The breakfast that arrives is the strangest I’ve ever seen.
First, it’s a veritable feast. When maids began filing into the room, I’d climbed back into bed where the king claimed to take breakfast. There, a tray with enough food to feed all four of my sisters is set up over my lap.
Second, there is so much chocolate. Chocolate drizzled over fruit, chocolate ganache peeking out from pastries, even a warm chocolate drink in lieu of milk or juice.
Surely, this is a special meal and not how the king eats every day?
“Is the food not to your liking, Your Highness?” This comes from a young maid straightening the blankets at my feet. She looks rather anxious over my hesitation.
“Oh, no.” I smile at her. “It all looks delicious. Please thank the cooks for me.” I take a bite of what appears to be a chocolate-covered mango slice to reassure her.
It is good.
The maid smiles back and returns to her work.
Two other maids—one of whom is Cora, the one I mistook for a ladies’ maid—seem to be in a quiet debate, and my bed straightener joins them as I sneak glances their way. The debate seems to be over what to do with a second tray, which I can only assume to be the king’s.
It seems they did expect to find him here.
I glance aside, my mouth working mechanically as I think back on the king’s expression when I flinched. He looked pained, leaving me with the uncomfortable sensation I had hurt him far more than I feared he would me.
I didn’t mean to react like that. It was only reflex, a reaction brought on by memories of—
I turn my thoughts back to my breakfast and bite clear through an oversized date.
The maids seem to be concluding the second tray should be taken elsewhere. The girl carrying it starts for the door, and I watch with unexpected apprehension. The king wanted the staff to gossip about us. They’ll hardly do so like this.
“Pardon,” I find myself saying.
The girls whip around. I don’t need to conjure any demure flush at what I’m about to say. Heat is already climbing my neck.
“Might you leave the other tray here?” I say, my eyes fluttering to the empty spot beside me. “I imagine his majesty might be rather hungry this morning.”
One of the maids is forced to conceal her smile behind a hand.
“Of course, Your Highness,” says the girl bearing the tray. She fairly flies to deliver the food. Cora meets my eye and grins.
I want to hide beneath the covers and never come out.
Soon after, one of the maids finds the king’s coiled belt, sealing the deal. The girls giggle and whisper to one another when they think I’m not looking, and I consider how one might tunnel into a mattress and live there.
I’m actually grateful when Hiln arrives with her bullish efficiency.
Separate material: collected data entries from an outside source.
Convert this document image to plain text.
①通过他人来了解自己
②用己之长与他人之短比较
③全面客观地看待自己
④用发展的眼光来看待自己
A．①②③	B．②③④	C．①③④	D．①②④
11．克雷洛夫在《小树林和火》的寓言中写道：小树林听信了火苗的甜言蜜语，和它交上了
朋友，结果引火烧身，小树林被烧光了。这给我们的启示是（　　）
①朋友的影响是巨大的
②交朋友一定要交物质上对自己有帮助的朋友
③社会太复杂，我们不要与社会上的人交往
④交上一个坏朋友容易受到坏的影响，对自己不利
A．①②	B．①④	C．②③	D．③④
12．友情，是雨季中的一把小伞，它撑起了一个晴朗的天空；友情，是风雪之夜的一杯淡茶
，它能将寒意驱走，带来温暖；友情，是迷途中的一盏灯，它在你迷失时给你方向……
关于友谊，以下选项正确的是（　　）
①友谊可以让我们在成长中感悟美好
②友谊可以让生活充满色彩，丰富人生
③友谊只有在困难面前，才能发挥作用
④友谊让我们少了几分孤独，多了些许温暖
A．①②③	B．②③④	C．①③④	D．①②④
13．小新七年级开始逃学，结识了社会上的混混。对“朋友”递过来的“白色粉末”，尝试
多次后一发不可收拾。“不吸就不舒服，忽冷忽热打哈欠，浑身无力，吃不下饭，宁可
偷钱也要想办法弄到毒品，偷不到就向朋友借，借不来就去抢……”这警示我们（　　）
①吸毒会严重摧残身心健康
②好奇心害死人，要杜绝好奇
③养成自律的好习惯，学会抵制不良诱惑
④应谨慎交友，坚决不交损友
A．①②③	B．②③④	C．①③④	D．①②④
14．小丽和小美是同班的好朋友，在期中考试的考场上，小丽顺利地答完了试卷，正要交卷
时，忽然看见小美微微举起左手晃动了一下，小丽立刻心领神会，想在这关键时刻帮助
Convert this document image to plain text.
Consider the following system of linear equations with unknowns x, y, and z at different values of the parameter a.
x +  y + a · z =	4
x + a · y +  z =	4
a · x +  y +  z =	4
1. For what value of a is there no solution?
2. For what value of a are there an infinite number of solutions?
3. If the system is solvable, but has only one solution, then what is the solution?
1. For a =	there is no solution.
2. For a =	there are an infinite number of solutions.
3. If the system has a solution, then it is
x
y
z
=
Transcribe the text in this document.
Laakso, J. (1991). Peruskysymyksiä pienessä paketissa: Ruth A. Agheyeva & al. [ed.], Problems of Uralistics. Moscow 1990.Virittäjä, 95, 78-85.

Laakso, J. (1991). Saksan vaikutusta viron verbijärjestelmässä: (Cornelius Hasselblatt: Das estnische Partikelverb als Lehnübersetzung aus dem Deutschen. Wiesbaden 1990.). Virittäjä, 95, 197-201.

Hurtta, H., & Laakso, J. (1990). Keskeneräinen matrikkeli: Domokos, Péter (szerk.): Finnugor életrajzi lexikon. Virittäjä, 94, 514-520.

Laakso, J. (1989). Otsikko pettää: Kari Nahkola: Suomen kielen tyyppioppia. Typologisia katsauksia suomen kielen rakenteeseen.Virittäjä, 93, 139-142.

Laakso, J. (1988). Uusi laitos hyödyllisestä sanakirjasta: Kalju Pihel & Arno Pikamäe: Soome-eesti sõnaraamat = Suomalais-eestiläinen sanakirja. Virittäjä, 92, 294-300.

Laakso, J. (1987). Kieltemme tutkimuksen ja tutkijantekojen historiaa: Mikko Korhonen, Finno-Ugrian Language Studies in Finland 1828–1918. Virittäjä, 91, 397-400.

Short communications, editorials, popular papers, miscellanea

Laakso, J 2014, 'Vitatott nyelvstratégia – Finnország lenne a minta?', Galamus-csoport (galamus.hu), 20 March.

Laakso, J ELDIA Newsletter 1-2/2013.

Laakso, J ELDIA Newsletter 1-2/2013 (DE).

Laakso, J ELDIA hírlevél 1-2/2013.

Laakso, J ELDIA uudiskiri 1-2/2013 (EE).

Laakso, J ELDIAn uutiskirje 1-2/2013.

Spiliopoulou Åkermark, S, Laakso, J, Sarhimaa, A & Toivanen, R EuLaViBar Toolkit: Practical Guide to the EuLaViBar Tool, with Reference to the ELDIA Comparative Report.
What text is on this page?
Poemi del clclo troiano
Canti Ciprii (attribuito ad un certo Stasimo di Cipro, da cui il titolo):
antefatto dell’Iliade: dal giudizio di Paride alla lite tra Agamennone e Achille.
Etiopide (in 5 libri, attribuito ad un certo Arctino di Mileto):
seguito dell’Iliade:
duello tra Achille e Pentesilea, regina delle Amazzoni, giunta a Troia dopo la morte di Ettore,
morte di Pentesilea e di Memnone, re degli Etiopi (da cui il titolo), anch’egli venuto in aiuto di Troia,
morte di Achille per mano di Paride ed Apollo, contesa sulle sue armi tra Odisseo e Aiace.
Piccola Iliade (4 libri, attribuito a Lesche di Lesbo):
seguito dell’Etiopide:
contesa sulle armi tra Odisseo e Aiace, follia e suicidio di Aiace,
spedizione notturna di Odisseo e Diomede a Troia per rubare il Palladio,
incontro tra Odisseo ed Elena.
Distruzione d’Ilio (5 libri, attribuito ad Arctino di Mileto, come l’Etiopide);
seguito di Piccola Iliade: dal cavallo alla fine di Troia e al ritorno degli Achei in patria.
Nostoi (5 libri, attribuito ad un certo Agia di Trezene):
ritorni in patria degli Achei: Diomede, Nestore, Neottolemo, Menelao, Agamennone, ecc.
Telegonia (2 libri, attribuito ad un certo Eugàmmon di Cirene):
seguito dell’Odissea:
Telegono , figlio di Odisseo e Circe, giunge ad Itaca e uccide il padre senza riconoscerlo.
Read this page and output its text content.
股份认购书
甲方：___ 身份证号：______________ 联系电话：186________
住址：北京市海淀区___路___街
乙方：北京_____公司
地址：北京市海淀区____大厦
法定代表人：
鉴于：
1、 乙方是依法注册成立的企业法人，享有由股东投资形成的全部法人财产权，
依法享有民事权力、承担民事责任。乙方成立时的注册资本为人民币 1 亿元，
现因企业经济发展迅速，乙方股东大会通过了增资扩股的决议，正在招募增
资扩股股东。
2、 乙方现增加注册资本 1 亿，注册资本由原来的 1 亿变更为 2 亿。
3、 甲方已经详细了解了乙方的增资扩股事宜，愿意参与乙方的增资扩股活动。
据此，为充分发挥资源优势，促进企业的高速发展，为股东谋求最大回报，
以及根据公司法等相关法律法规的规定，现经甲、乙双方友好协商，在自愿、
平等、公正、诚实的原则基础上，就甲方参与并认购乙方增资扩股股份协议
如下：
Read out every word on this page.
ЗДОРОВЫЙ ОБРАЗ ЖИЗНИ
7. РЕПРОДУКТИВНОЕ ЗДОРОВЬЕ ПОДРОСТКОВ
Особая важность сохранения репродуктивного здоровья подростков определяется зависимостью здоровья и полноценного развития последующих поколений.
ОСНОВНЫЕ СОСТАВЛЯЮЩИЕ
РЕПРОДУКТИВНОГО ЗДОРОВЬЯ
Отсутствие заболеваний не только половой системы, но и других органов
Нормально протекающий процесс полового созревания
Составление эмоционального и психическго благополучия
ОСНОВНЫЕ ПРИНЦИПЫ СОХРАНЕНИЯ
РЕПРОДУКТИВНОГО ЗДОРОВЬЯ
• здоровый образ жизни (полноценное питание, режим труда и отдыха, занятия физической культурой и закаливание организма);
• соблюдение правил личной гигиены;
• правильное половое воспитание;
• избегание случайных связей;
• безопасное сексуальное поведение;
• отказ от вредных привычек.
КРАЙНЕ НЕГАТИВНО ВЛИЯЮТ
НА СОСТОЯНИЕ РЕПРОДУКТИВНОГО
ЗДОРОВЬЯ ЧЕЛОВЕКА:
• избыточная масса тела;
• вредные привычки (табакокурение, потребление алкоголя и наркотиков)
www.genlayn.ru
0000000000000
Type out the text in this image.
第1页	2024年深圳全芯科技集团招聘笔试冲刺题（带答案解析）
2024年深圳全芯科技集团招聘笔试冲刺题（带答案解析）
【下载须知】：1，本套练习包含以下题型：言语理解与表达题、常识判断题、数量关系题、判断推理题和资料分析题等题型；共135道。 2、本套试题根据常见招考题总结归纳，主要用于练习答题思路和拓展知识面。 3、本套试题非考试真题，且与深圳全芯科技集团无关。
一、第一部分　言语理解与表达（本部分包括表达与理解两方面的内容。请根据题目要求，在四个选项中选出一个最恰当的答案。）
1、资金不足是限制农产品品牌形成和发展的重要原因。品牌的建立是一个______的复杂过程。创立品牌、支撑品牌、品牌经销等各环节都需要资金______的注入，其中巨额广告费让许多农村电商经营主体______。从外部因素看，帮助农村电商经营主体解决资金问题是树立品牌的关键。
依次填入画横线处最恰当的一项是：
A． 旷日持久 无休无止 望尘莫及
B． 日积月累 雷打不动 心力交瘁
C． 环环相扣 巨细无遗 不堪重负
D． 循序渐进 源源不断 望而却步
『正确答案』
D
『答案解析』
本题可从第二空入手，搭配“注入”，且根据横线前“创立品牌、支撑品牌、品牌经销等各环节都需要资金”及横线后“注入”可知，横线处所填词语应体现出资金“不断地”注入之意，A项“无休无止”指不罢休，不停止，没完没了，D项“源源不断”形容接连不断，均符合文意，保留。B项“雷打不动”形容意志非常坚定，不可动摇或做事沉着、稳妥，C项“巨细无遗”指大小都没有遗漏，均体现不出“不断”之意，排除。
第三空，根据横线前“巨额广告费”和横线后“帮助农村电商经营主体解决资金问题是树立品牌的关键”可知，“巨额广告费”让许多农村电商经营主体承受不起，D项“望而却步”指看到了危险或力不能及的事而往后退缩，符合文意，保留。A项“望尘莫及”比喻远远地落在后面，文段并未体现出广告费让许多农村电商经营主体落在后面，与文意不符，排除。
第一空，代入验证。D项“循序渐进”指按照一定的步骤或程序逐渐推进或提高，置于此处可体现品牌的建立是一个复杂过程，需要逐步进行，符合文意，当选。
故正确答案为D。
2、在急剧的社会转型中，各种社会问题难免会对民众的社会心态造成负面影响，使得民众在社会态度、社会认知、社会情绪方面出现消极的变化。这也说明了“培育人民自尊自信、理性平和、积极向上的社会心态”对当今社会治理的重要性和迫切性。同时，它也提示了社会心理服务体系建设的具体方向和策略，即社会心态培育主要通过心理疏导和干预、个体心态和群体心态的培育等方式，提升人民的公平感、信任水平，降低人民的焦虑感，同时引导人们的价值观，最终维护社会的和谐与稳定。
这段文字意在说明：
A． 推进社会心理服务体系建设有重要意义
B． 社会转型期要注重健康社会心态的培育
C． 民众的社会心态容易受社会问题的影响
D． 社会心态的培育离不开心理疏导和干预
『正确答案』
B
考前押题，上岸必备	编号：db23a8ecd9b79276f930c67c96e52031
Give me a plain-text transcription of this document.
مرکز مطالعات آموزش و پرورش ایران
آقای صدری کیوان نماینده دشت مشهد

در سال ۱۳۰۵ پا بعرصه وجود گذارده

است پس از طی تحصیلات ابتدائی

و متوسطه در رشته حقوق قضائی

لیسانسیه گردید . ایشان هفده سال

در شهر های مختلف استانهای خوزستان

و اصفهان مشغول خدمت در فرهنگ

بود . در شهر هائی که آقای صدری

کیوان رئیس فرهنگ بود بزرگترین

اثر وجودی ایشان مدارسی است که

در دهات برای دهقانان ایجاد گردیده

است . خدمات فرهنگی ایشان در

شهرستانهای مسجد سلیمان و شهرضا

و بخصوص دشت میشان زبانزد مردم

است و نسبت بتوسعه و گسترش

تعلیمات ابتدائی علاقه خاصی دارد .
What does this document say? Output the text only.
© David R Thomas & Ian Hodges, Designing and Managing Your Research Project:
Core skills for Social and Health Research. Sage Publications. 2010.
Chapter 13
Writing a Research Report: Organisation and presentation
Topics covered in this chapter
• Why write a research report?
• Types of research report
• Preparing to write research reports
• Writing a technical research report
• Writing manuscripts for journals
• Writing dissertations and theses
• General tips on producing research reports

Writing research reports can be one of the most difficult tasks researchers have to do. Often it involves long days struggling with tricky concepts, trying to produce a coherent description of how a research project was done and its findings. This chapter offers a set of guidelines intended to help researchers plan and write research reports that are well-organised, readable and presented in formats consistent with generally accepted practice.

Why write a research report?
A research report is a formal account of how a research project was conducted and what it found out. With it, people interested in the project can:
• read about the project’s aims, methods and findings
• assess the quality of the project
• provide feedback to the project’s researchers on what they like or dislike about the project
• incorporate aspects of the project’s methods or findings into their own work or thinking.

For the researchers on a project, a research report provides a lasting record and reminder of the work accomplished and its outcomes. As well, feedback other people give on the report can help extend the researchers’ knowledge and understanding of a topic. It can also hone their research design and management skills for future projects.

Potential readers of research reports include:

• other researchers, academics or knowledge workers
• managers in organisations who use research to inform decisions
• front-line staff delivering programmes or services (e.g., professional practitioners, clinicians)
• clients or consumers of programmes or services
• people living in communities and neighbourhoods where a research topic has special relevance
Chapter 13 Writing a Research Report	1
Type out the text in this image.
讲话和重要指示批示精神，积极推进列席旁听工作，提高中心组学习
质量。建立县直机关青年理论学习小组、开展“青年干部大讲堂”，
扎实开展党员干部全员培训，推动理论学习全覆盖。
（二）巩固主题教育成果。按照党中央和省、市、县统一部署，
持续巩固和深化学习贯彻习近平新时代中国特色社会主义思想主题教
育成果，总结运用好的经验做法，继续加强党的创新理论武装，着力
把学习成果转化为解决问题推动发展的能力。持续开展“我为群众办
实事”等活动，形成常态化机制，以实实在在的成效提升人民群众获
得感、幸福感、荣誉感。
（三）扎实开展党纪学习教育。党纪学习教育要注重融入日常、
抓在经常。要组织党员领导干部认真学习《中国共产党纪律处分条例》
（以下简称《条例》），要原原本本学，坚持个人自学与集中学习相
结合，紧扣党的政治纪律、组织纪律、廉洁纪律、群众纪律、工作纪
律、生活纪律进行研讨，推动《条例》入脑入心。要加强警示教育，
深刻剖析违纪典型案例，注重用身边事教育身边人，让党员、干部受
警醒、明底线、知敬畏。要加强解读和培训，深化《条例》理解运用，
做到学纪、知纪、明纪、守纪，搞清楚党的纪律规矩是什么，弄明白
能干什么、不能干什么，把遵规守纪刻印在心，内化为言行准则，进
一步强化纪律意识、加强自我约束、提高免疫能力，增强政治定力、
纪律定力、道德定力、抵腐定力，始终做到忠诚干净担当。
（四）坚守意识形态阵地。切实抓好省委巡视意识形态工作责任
She scatters the girls with a single look.
“You,” she says to me. “Time to get dressed.”
Once again, I’m stripped, scrubbed, and perfumed before being dressed in a silk gown embroidered with a stunning geometric pattern down the middle. My hair is pulled into an updo that is far too tight, and then Hiln and her troops disappear.
I sit and breathe in the quiet.
Everyone gone, my cat friend slinks out from under the bed. Someone seems to have filled his bowls again, which pleases me. I wonder if it was Cora. I pet the cat for some minutes before wondering, what now?
No one mentioned any events I should prepare for. I don’t think I’ll be called on here to tend any goats or help villagers thatch roofs.
What am I to do with myself?
There’s a fine writing desk by a window, so I pen a letter to my mother and another to Selena. Afterward, I look about the room, my brow furrowing.
Where are my things?
I check the dressing room first. None of my trunks are there. It’s silly, but I check the bathing room even though I know it contains little else but the continent’s largest bathtub. I even wander out onto the balcony.
I puzzle over my missing things as I look over the garden below. It really is an exquisite space, filled with blooms of every shade. It must have taken ages to improve the soil enough to sustain such flowers. I wonder how the water is brought in…
A glint of light halfway up a wall catches my eye. My gaze swings that way, and my blood runs cold.
An archer stands on the balcony across from mine, his arrow nocked.